What if the rental property suddenly needs repairs and the taxpayer has been stashing away slowly enough money for a holiday. Of course this is “saved” in the non deductible LOC or offset account so that it does not create a mixed purpose loan when it is withdrawn. Then the rental LOC is used to pay the interest on the rental loans and the repairs. Is there an order this has to happen in to be sure it is the repairs not the interest that is borrowed? Or is it simply that the taxpayer is forced to use this spare holiday cash to pay for the increase in the LOC and then borrow for the holiday?
The ruling only requires the interest to be paid not the other rental property expenses that go through the LOC. How does the deduction for interest differ from the deduction for other expenses, given that the ATO has already issued a ruling based on Hart’s case that capitalised interest takes on the exact same character as the original interest?

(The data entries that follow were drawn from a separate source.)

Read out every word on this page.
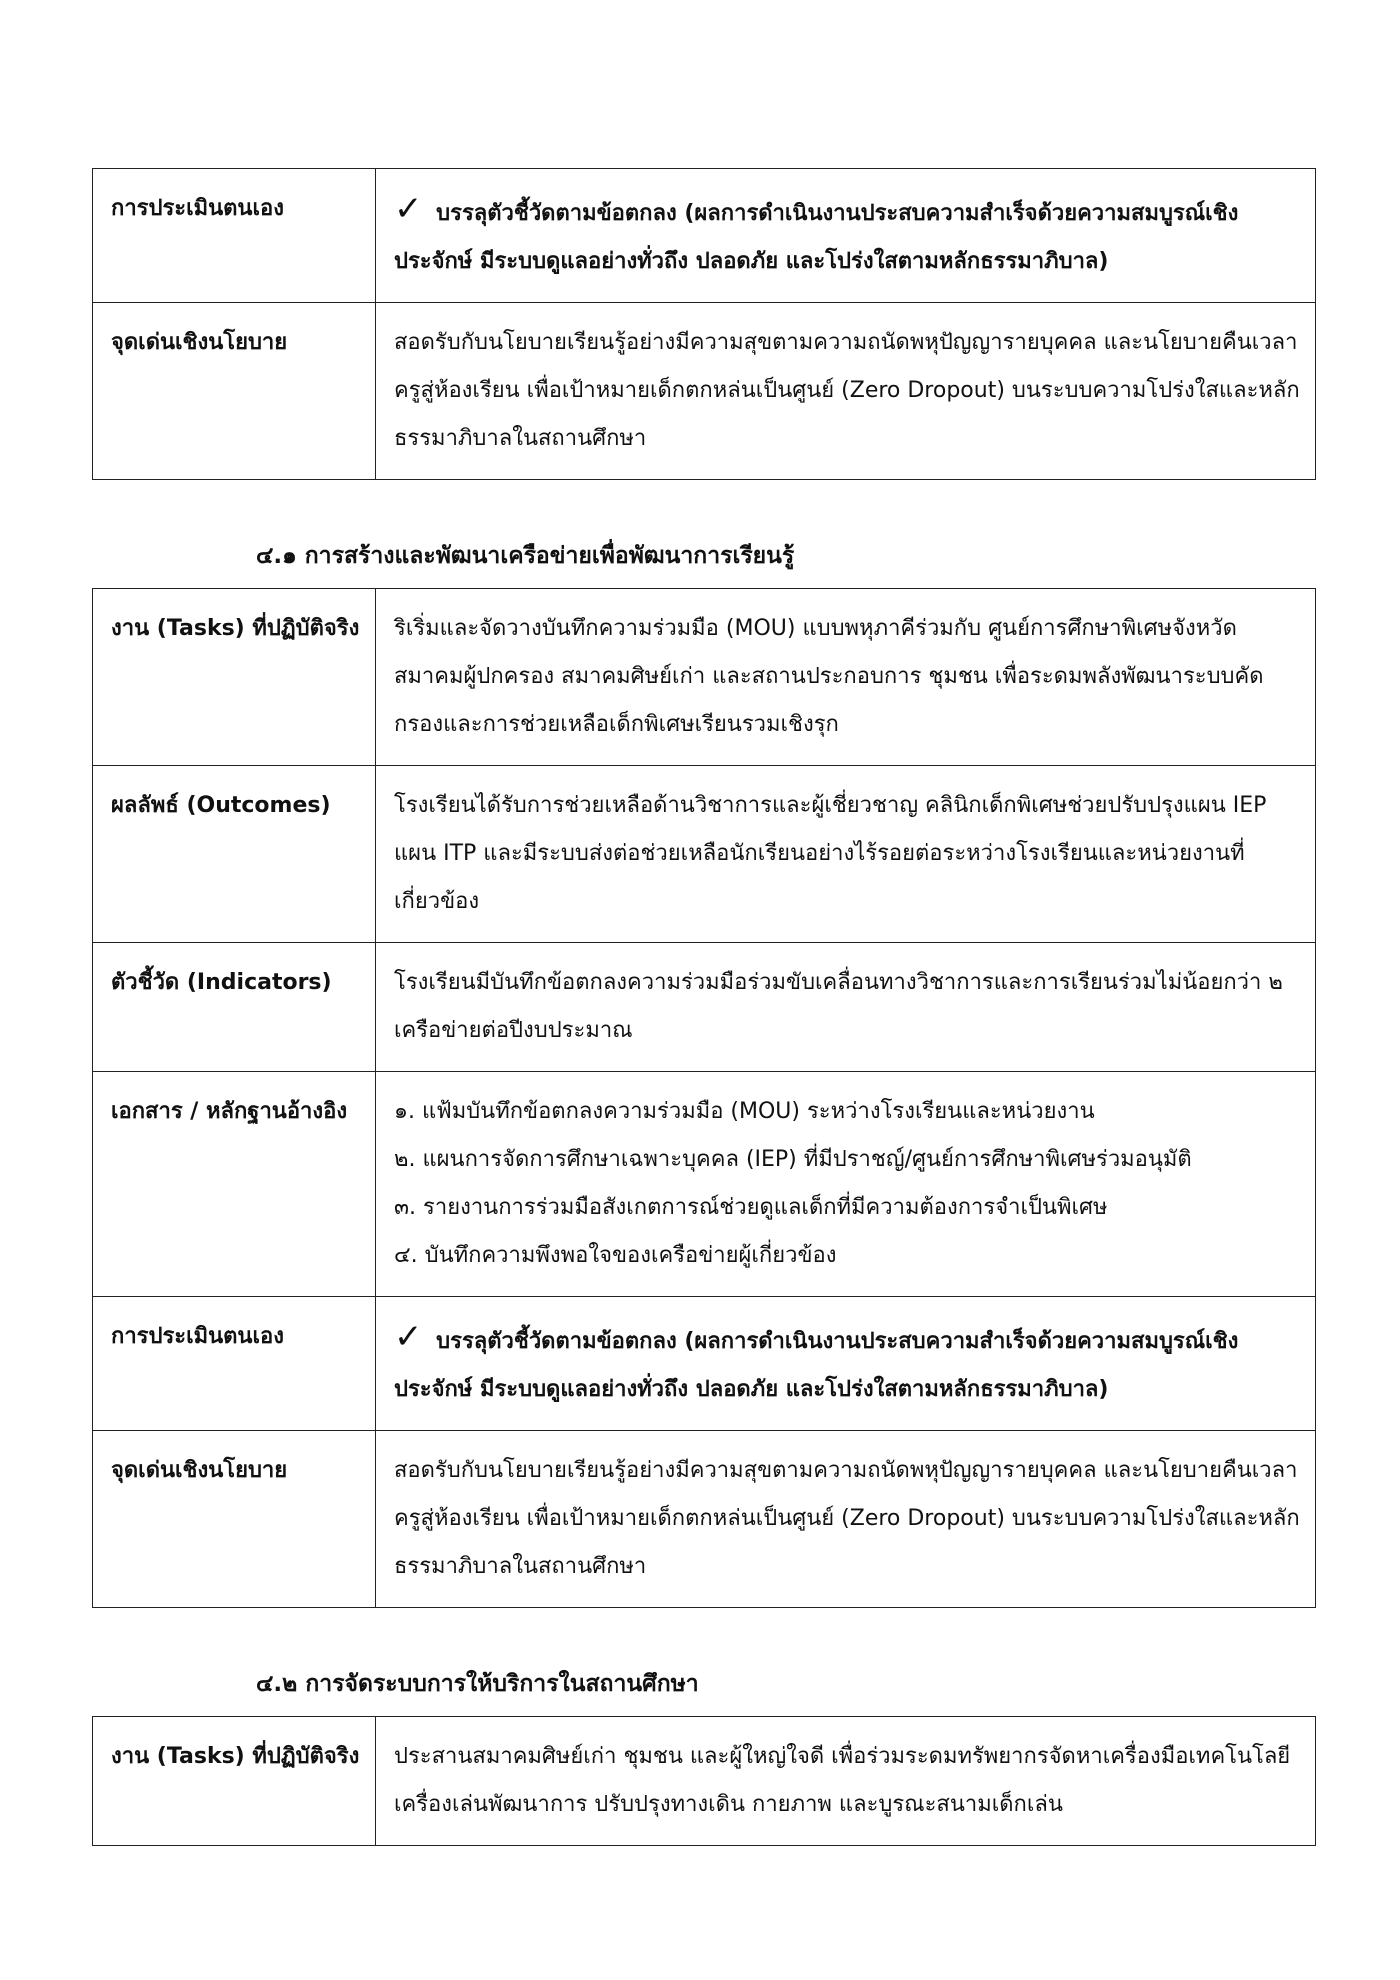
การประเมินตนเอง	✓ บรรลุตัวชี้วัดตามข้อตกลง (ผลการดำเนินงานประสบความสำเร็จด้วยความสมบูรณ์เชิงประจักษ์ มีระบบดูแลอย่างทั่วถึง ปลอดภัย และโปร่งใสตามหลักธรรมาภิบาล)
จุดเด่นเชิงนโยบาย	สอดรับกับนโยบายเรียนรู้อย่างมีความสุขตามความถนัดพหุปัญญารายบุคคล และนโยบายคืนเวลาครูสู่ห้องเรียน เพื่อเป้าหมายเด็กตกหล่นเป็นศูนย์ (Zero Dropout) บนระบบความโปร่งใสและหลักธรรมาภิบาลในสถานศึกษา
๔.๑ การสร้างและพัฒนาเครือข่ายเพื่อพัฒนาการเรียนรู้
งาน (Tasks) ที่ปฏิบัติจริง	ริเริ่มและจัดวางบันทึกความร่วมมือ (MOU) แบบพหุภาคีร่วมกับ ศูนย์การศึกษาพิเศษจังหวัด สมาคมผู้ปกครอง สมาคมศิษย์เก่า และสถานประกอบการ ชุมชน เพื่อระดมพลังพัฒนาระบบคัดกรองและการช่วยเหลือเด็กพิเศษเรียนรวมเชิงรุก
ผลลัพธ์ (Outcomes)	โรงเรียนได้รับการช่วยเหลือด้านวิชาการและผู้เชี่ยวชาญ คลินิกเด็กพิเศษช่วยปรับปรุงแผน IEP แผน ITP และมีระบบส่งต่อช่วยเหลือนักเรียนอย่างไร้รอยต่อระหว่างโรงเรียนและหน่วยงานที่เกี่ยวข้อง
ตัวชี้วัด (Indicators)	โรงเรียนมีบันทึกข้อตกลงความร่วมมือร่วมขับเคลื่อนทางวิชาการและการเรียนร่วมไม่น้อยกว่า ๒ เครือข่ายต่อปีงบประมาณ
เอกสาร / หลักฐานอ้างอิง	๑. แฟ้มบันทึกข้อตกลงความร่วมมือ (MOU) ระหว่างโรงเรียนและหน่วยงาน
๒. แผนการจัดการศึกษาเฉพาะบุคคล (IEP) ที่มีปราชญ์/ศูนย์การศึกษาพิเศษร่วมอนุมัติ
๓. รายงานการร่วมมือสังเกตการณ์ช่วยดูแลเด็กที่มีความต้องการจำเป็นพิเศษ
๔. บันทึกความพึงพอใจของเครือข่ายผู้เกี่ยวข้อง

การประเมินตนเอง	✓ บรรลุตัวชี้วัดตามข้อตกลง (ผลการดำเนินงานประสบความสำเร็จด้วยความสมบูรณ์เชิงประจักษ์ มีระบบดูแลอย่างทั่วถึง ปลอดภัย และโปร่งใสตามหลักธรรมาภิบาล)
จุดเด่นเชิงนโยบาย	สอดรับกับนโยบายเรียนรู้อย่างมีความสุขตามความถนัดพหุปัญญารายบุคคล และนโยบายคืนเวลาครูสู่ห้องเรียน เพื่อเป้าหมายเด็กตกหล่นเป็นศูนย์ (Zero Dropout) บนระบบความโปร่งใสและหลักธรรมาภิบาลในสถานศึกษา
๔.๒ การจัดระบบการให้บริการในสถานศึกษา
งาน (Tasks) ที่ปฏิบัติจริง	ประสานสมาคมศิษย์เก่า ชุมชน และผู้ใหญ่ใจดี เพื่อร่วมระดมทรัพยากรจัดหาเครื่องมือเทคโนโลยี เครื่องเล่นพัฒนาการ ปรับปรุงทางเดิน กายภาพ และบูรณะสนามเด็กเล่น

What would be the case if a person’s home loan was principle and interest over 10 years so that the repayments were so high that they could not meet the rental property expenses and meet their living costs? What order are they required to meet these commitments and would capitalised interest be deductible in these circumstances?
How does this draft ruling affect the advice given in the following private rulings:
PBR 69725 – An investment in shares where the taxpayer said he or she did not want to use other wages income to prop up the cash shortfall in the investment. They ATO said they could borrow the shortfall instead and that interest on interest would be deductible. No mention was made of the use to which the dividends were put. If the ATO thought they could require the taxpayer to use the dividend to pay off the loan or interest then it certainly would have. There are many case precedents where the ATO has not been allowed to tell a person how they should manage their affairs. PBR 81797 – Accepted dominant purpose was not a tax benefit but simply quarantining a rental property expenses, so Part IVA did not apply. As the draft overrides retrospectively the ATO’s only other stated opinion on the issue in PBR 94265 it is important that taxpayers are informed immediately whether any of these rulings should also not be relied upon.
If you propose to rule that a strategy to pay your home loan off sooner can be caught as a tax scheme under Part IVA then you need to give taxpayers strict guidelines on just how and when and on what they can spend their money. Not just a vague statement that it would be reasonable to expect them to use their money in a certain way. Anything less than strict guidelines will create uncertainty in a self assessment regime. Regime being the operative word because it sounds a lot like a dictatorship to me.
In the event of ambiguity in legislation, the citizen, not the executive government, should have the benefit of that construction of the language of the statute which is most favourable to his or her interests.